Module 2: Advanced Big Data Engineering

The second module builds upon the first part by exploring advanced topics pertaining to the storage and processing of Big Data datasets. Specifically it covers advanced Big Data engineering mechanisms, in-memory data storage and realtime data processing. It presents further considerations for developing MapReduce algorithms and also introduces the Bulk Synchronous Parallel (BSP) processing engine, along with a discussion of graph data processing. The Big Data mechanisms required for developing Big Data pipelines, its stages and the design process involved in developing Big Data processing solutions are also explored. The following primary topics are covered:

  • Advanced Big Data Engineering Mechanisms (including serialization & compression engines)

  • In-Memory Storage Devices, In-Memory Data Grids & In-Memory Databases

  • Read-Through, Read-Ahead, Write-Through & Write-Behind Integration Approaches

  • Polyglot Persistence (including Explanation, Issues & Recommendations)

  • Realtime Big Data Processing Concepts (including Speed Consistency Volume (SCV), Event Stream Processing (ESP) & Complex Event Processing (CEP))

  • General Realtime Big Data Processing & Realtime Big Data Processing & MapReduce

  • Advanced MapReduce Algorithm Design

  • Bulk Synchronous Parallel (BSP) Processing Engine & BSP vs.

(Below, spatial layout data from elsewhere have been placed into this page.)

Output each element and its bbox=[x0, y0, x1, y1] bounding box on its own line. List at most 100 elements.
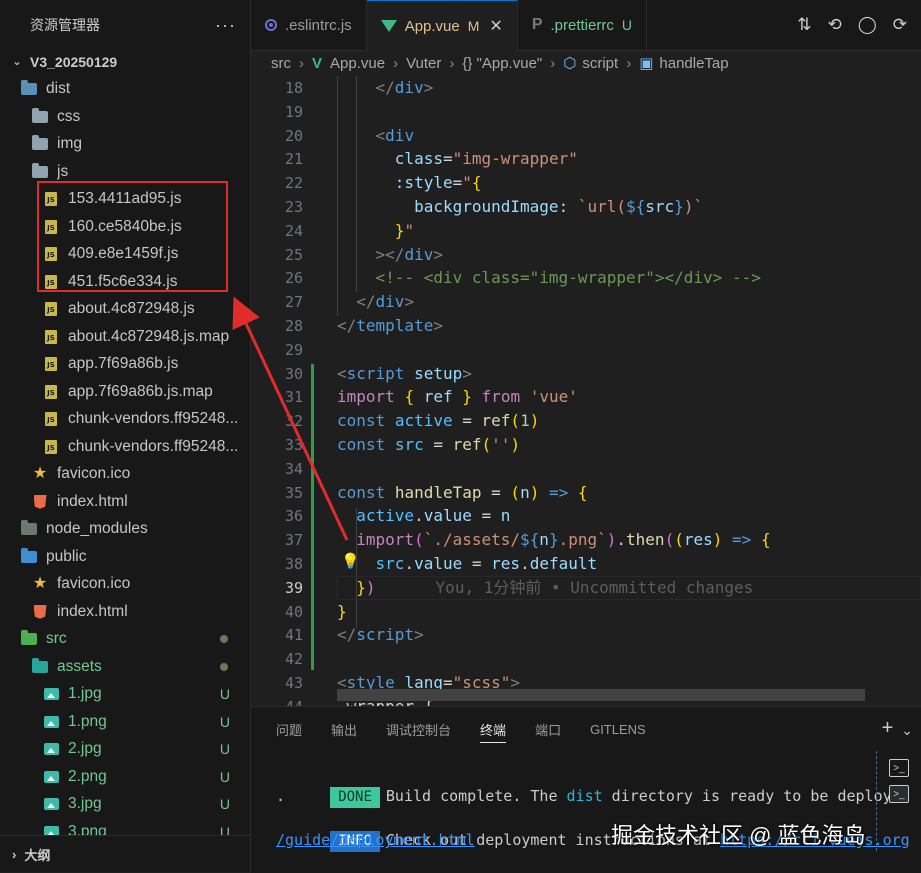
tab-eslintrc[interactable]: .eslintrc.js bbox=[251, 0, 367, 50]
code-token: </ bbox=[375, 78, 395, 97]
tree-item[interactable]: css bbox=[0, 103, 250, 131]
code-token: > bbox=[423, 78, 434, 97]
tree-item[interactable]: JS chunk-vendors.ff95248... bbox=[0, 406, 250, 434]
go-back-icon[interactable]: ⟲ bbox=[827, 15, 841, 35]
lightbulb-icon[interactable]: 💡 bbox=[341, 552, 360, 570]
tab-debug-console[interactable]: 调试控制台 bbox=[386, 707, 451, 751]
workspace-root[interactable]: ⌄ V3_20250129 bbox=[0, 48, 250, 76]
file-tree: ⌄ V3_20250129 dist css img js JS 153.4411ad95… bbox=[0, 48, 250, 846]
code-token: handleTap bbox=[394, 482, 482, 502]
eslint-icon bbox=[265, 19, 277, 31]
chevron-down-icon[interactable]: ⌄ bbox=[901, 717, 913, 743]
tree-item-label: chunk-vendors.ff95248... bbox=[68, 437, 239, 455]
code-token: ref bbox=[423, 387, 453, 407]
code-token: = bbox=[462, 554, 492, 573]
code-text: import(`./assets/${n}.png`).then((res) =… bbox=[337, 528, 770, 552]
code-text: </div> bbox=[337, 290, 414, 314]
tab-problems[interactable]: 问题 bbox=[276, 707, 302, 751]
breadcrumb-item[interactable]: script bbox=[582, 55, 618, 72]
breadcrumb-item[interactable]: Vuter bbox=[406, 55, 441, 72]
go-forward-icon[interactable]: ⟳ bbox=[893, 15, 907, 35]
tree-item[interactable]: index.html bbox=[0, 598, 250, 626]
code-token: backgroundImage bbox=[414, 197, 559, 216]
code-token: > bbox=[375, 244, 386, 264]
tree-item[interactable]: img bbox=[0, 131, 250, 159]
code-line: 37 import(`./assets/${n}.png`).then((res… bbox=[251, 528, 921, 552]
tree-item[interactable]: JS chunk-vendors.ff95248... bbox=[0, 433, 250, 461]
more-actions-icon[interactable]: ··· bbox=[215, 15, 236, 36]
code-token: const bbox=[337, 411, 386, 431]
line-number: 27 bbox=[284, 293, 303, 312]
tree-item-label: 3.jpg bbox=[68, 795, 102, 813]
terminal-icon[interactable]: >_ bbox=[889, 759, 909, 777]
tree-item[interactable]: index.html bbox=[0, 488, 250, 516]
explorer-header: 资源管理器 ··· bbox=[0, 0, 250, 50]
panel-tabs: 问题 输出 调试控制台 终端 端口 GITLENS bbox=[251, 707, 921, 751]
terminal-text: . bbox=[276, 787, 286, 805]
compare-changes-icon[interactable]: ⇅ bbox=[797, 15, 811, 35]
tree-item[interactable]: ★ favicon.ico bbox=[0, 461, 250, 489]
code-text: ></div> bbox=[337, 243, 443, 267]
folder-icon bbox=[31, 107, 49, 125]
new-terminal-icon[interactable]: + bbox=[882, 717, 894, 743]
breadcrumb-item[interactable]: src bbox=[271, 55, 291, 72]
code-line: 19 bbox=[251, 100, 921, 124]
code-token: > bbox=[462, 363, 472, 383]
tree-item[interactable]: 2.jpg U bbox=[0, 736, 250, 764]
prettier-icon: P bbox=[531, 16, 543, 33]
tree-item[interactable]: ★ favicon.ico bbox=[0, 571, 250, 599]
tree-item[interactable]: assets bbox=[0, 653, 250, 681]
tree-item[interactable]: 1.png U bbox=[0, 708, 250, 736]
breadcrumb-item[interactable]: handleTap bbox=[659, 55, 728, 72]
breadcrumb-item[interactable]: App.vue bbox=[330, 55, 385, 72]
tree-item[interactable]: public bbox=[0, 543, 250, 571]
code-token: res bbox=[491, 554, 521, 573]
tree-item[interactable]: node_modules bbox=[0, 516, 250, 544]
tree-item[interactable]: dist bbox=[0, 76, 250, 104]
tab-output[interactable]: 输出 bbox=[331, 707, 357, 751]
code-token: " bbox=[462, 173, 472, 193]
image-file-icon bbox=[42, 714, 60, 730]
code-line: 28 </template> bbox=[251, 314, 921, 338]
line-number: 33 bbox=[284, 436, 303, 454]
terminal-list: >_ >_ bbox=[876, 751, 921, 851]
timeline-icon[interactable]: ◯ bbox=[858, 15, 877, 35]
tab-terminal[interactable]: 终端 bbox=[480, 707, 507, 751]
terminal-output[interactable]: DONE Build complete. The dist directory i… bbox=[276, 763, 910, 871]
tree-item[interactable]: 3.jpg U bbox=[0, 791, 250, 819]
line-number: 42 bbox=[284, 650, 303, 669]
close-icon[interactable]: ✕ bbox=[489, 16, 502, 36]
breadcrumb-item[interactable]: {} "App.vue" bbox=[462, 55, 542, 72]
tree-item-label: node_modules bbox=[46, 520, 148, 538]
tree-item[interactable]: JS app.7f69a86b.js.map bbox=[0, 378, 250, 406]
code-token: 'vue' bbox=[529, 387, 578, 407]
terminal-icon[interactable]: >_ bbox=[889, 785, 909, 803]
tab-gitlens[interactable]: GITLENS bbox=[590, 707, 646, 751]
tab-prettierrc[interactable]: P .prettierrc U bbox=[518, 0, 647, 50]
tab-app-vue[interactable]: App.vue M ✕ bbox=[366, 0, 518, 51]
code-token: = bbox=[452, 411, 482, 431]
outline-section[interactable]: › 大纲 bbox=[0, 835, 250, 872]
deployment-link[interactable]: /guide/deployment.html bbox=[276, 831, 475, 849]
code-token: ) bbox=[529, 482, 540, 502]
tree-item[interactable]: JS about.4c872948.js.map bbox=[0, 323, 250, 351]
tree-item[interactable]: JS about.4c872948.js bbox=[0, 296, 250, 324]
tree-item[interactable]: JS app.7f69a86b.js bbox=[0, 351, 250, 379]
code-line: 34 bbox=[251, 457, 921, 481]
code-token: src bbox=[394, 435, 424, 454]
tree-item[interactable]: src bbox=[0, 626, 250, 654]
code-editor[interactable]: 18 </div> 19 20 <div 21 class="img-wrapper"… bbox=[251, 76, 921, 706]
code-token: > bbox=[414, 625, 424, 645]
tree-item[interactable]: 1.jpg U bbox=[0, 681, 250, 709]
code-line: 39 }) You, 1分钟前 • Uncommitted changes bbox=[251, 575, 921, 600]
horizontal-scrollbar[interactable] bbox=[337, 689, 865, 701]
tab-ports[interactable]: 端口 bbox=[535, 707, 561, 751]
tree-item[interactable]: 2.png U bbox=[0, 763, 250, 791]
line-number: 39 bbox=[284, 578, 303, 597]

MapReduce

  • Graph Data & Graph Data Processing using BSP

  • Big Data Pipelines (including Definition and Stages)

  • Big Data with Extract-Load-Transform (ELT)

  • Big Data Solutions (including Characteristics, Design Considerations & Design Process)

Module 3: Big Data Engineering Lab

This course module covers a series of exercises and problems designed to test the participant's ability to apply knowledge of topics covered previously in course modules 7 and 8. Completing this lab will help highlight areas that require further attention, and will further prove hands-on proficiency in Big Data engineering practices as they are applied and combined to solve real-world problems.

As a hands-on lab, this course incorporates a set of detailed exercises that require participants to solve various inter-related problems, with the goal of fostering a comprehensive understanding of how different data engineering technologies, mechanisms and techniques can be applied to solve problems in Big Data environments.

For instructor-led delivery of this lab course, the Certified Trainer works closely with participants to ensure that all exercises are carried out completely and accurately. Attendees can voluntarily have exercises reviewed and graded as part of the class completion.